Federal agencies received an overall D+ grade in cybersecurity in the annual report card for 2004. The Department of Homeland Security received a failing grade.
The grades, released by the U.S. House Government Reform Committee, are based on reports required by the Federal Information Security Management Act of 2002.
"The good news is, the grade for government agencies overall rose 2.5 points last year. The bad news is, the overall grade is a D+," committee chairman Rep. Tom Davis (R-Va.) said in a statement.
The grades "indicate that agencies have made significant improvements in certifying and accrediting systems, annual testing and security training, but significant challenges remain," he said.

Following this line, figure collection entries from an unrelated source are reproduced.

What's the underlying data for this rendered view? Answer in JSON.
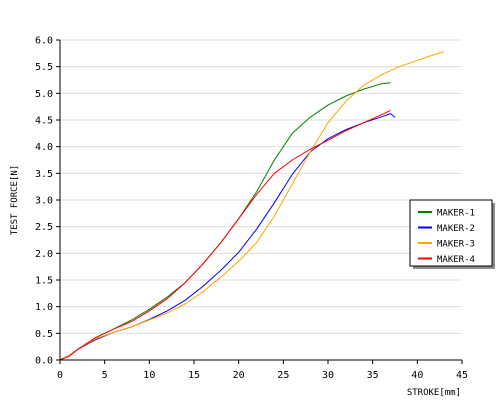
{
  "chart_data": {
    "type": "line",
    "xlabel": "STROKE[mm]",
    "ylabel": "TEST FORCE[N]",
    "xlim": [
      0,
      45
    ],
    "ylim": [
      0,
      6
    ],
    "xticks": [
      0,
      5,
      10,
      15,
      20,
      25,
      30,
      35,
      40,
      45
    ],
    "yticks": [
      0.0,
      0.5,
      1.0,
      1.5,
      2.0,
      2.5,
      3.0,
      3.5,
      4.0,
      4.5,
      5.0,
      5.5,
      6.0
    ],
    "grid": "horizontal",
    "legend_position": "right",
    "series": [
      {
        "name": "MAKER-1",
        "color": "#008000",
        "x": [
          0,
          1,
          2,
          4,
          6,
          8,
          10,
          12,
          14,
          16,
          18,
          20,
          22,
          24,
          26,
          28,
          30,
          32,
          34,
          36,
          37
        ],
        "y": [
          0,
          0.08,
          0.2,
          0.42,
          0.58,
          0.75,
          0.95,
          1.18,
          1.45,
          1.8,
          2.2,
          2.65,
          3.15,
          3.75,
          4.25,
          4.55,
          4.78,
          4.95,
          5.08,
          5.18,
          5.2
        ]
      },
      {
        "name": "MAKER-2",
        "color": "#0000ff",
        "x": [
          0,
          1,
          2,
          4,
          6,
          8,
          10,
          12,
          14,
          16,
          18,
          20,
          22,
          24,
          26,
          28,
          30,
          32,
          34,
          36,
          37,
          37.5
        ],
        "y": [
          0,
          0.08,
          0.2,
          0.38,
          0.52,
          0.62,
          0.76,
          0.92,
          1.12,
          1.38,
          1.68,
          2.02,
          2.45,
          2.95,
          3.48,
          3.9,
          4.15,
          4.32,
          4.45,
          4.56,
          4.62,
          4.55
        ]
      },
      {
        "name": "MAKER-3",
        "color": "#ffa500",
        "x": [
          0,
          1,
          2,
          4,
          6,
          8,
          10,
          12,
          14,
          16,
          18,
          20,
          22,
          24,
          26,
          28,
          30,
          32,
          34,
          36,
          38,
          40,
          42,
          43
        ],
        "y": [
          0,
          0.08,
          0.2,
          0.4,
          0.52,
          0.62,
          0.75,
          0.88,
          1.05,
          1.28,
          1.55,
          1.85,
          2.2,
          2.7,
          3.3,
          3.9,
          4.45,
          4.85,
          5.15,
          5.35,
          5.5,
          5.62,
          5.73,
          5.78
        ]
      },
      {
        "name": "MAKER-4",
        "color": "#ff0000",
        "x": [
          0,
          1,
          2,
          4,
          6,
          8,
          10,
          12,
          14,
          16,
          18,
          20,
          22,
          24,
          26,
          28,
          30,
          32,
          34,
          36,
          37
        ],
        "y": [
          0,
          0.07,
          0.2,
          0.42,
          0.58,
          0.72,
          0.92,
          1.15,
          1.45,
          1.8,
          2.2,
          2.65,
          3.1,
          3.5,
          3.75,
          3.95,
          4.12,
          4.3,
          4.45,
          4.6,
          4.68
        ]
      }
    ]
  }
}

The Department of Homeland Security received an F, along with the departments of commerce, veterans affairs, agriculture, health and human services, energy, and housing and urban development.

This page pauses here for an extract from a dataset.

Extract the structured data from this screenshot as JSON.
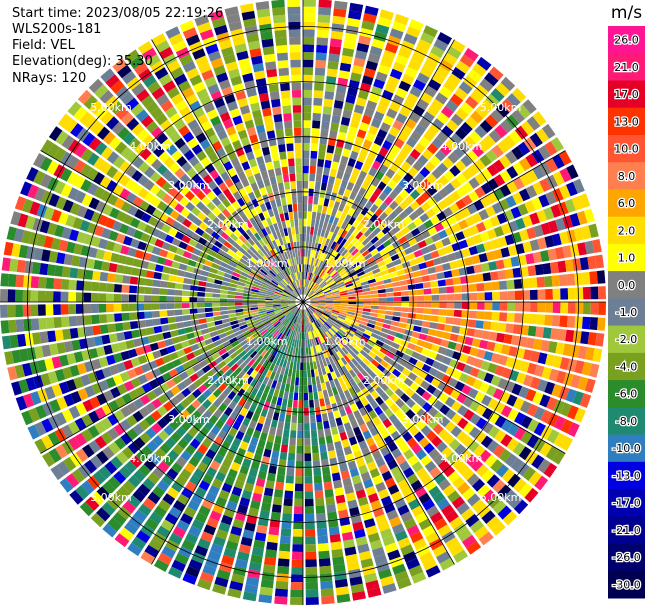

Davis said his committee will investigate why some agencies continue to under-perform and noted areas where improvement is needed, including annual review of contractor systems, testing of contingency plans, and incident reporting.
He praised the Department of Transportation, which received a A-, a huge improvement from its D+ in 2003. Some agencies may not have received A's but did increase their scores, he noted.

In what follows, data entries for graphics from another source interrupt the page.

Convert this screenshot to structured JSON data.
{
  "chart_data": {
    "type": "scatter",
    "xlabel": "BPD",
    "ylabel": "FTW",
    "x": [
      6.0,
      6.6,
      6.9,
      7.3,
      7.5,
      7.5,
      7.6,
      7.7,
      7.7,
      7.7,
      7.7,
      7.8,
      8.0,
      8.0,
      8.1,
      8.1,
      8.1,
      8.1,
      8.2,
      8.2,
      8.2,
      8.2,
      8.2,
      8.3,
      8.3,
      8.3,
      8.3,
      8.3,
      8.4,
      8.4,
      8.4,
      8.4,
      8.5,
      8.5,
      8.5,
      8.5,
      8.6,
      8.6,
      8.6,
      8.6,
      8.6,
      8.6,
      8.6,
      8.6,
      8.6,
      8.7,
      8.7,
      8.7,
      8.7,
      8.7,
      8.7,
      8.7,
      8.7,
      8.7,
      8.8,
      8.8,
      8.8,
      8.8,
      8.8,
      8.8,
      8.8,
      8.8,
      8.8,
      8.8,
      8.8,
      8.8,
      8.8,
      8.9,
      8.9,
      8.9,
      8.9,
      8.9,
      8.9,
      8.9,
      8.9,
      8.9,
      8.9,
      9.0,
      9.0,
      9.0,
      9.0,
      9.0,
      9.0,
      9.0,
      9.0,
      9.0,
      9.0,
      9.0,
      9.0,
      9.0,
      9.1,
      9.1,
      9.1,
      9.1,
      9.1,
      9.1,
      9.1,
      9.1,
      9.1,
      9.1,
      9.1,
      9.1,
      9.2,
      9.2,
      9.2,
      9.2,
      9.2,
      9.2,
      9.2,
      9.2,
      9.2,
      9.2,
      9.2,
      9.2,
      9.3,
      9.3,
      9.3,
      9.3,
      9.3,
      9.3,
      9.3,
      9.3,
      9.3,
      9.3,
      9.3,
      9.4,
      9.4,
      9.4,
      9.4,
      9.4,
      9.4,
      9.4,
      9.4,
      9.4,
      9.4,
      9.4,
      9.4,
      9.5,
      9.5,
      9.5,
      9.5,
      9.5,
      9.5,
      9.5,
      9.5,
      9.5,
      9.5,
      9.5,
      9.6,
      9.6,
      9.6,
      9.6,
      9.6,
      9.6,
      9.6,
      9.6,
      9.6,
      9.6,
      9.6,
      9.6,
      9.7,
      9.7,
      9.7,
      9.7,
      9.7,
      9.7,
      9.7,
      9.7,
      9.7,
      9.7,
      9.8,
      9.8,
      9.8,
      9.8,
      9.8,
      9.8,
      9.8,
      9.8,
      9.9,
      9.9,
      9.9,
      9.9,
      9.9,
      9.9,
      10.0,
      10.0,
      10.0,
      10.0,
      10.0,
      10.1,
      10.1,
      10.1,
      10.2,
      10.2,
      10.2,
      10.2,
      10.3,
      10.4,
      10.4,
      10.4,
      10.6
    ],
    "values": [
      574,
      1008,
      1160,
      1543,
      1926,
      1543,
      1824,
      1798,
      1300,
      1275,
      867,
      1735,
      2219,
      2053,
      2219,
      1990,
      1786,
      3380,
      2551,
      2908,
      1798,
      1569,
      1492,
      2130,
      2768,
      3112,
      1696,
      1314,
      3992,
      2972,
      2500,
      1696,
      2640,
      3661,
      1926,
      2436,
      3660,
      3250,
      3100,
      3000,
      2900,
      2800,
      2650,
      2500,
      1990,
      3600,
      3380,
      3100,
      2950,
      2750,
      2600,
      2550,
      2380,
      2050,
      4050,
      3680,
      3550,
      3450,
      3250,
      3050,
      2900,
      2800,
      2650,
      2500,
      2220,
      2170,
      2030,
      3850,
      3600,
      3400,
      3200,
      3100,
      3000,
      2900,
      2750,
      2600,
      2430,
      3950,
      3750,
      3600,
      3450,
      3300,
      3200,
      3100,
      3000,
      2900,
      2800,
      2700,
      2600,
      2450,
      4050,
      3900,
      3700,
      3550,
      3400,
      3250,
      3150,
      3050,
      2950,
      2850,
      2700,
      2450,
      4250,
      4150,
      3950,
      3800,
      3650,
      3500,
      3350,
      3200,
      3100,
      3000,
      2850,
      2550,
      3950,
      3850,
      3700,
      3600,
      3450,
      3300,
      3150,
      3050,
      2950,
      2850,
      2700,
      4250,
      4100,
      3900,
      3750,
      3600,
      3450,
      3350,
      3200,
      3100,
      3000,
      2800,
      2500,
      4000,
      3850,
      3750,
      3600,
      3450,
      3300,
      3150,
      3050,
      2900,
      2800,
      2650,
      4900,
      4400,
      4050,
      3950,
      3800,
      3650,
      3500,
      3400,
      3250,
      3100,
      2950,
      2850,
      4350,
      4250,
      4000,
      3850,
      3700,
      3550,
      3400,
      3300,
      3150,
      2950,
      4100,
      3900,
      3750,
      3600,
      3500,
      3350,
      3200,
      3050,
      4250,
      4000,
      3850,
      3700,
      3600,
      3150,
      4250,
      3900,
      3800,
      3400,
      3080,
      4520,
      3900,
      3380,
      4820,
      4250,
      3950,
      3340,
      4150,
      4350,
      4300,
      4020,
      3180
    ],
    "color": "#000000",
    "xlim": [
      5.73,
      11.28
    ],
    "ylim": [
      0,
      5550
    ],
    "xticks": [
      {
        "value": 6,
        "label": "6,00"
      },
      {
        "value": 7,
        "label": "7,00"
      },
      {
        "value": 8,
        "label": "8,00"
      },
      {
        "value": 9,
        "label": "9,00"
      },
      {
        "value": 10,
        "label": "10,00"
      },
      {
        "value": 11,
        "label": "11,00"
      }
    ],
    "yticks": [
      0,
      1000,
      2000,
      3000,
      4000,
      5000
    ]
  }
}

At the RSA Conference in San Francisco, an attendee said federal agencies are doing better than the grades show. During a question and answer period after a conference session Friday, the attendee - who said he has worked in government IT security for 10 years - told panelists, "We don't get credit for the level of security we have."
This week, Davis also announced the formation of the CISO Exchange, which he described as a public-private initiative to enable CISOs improve federal IT security.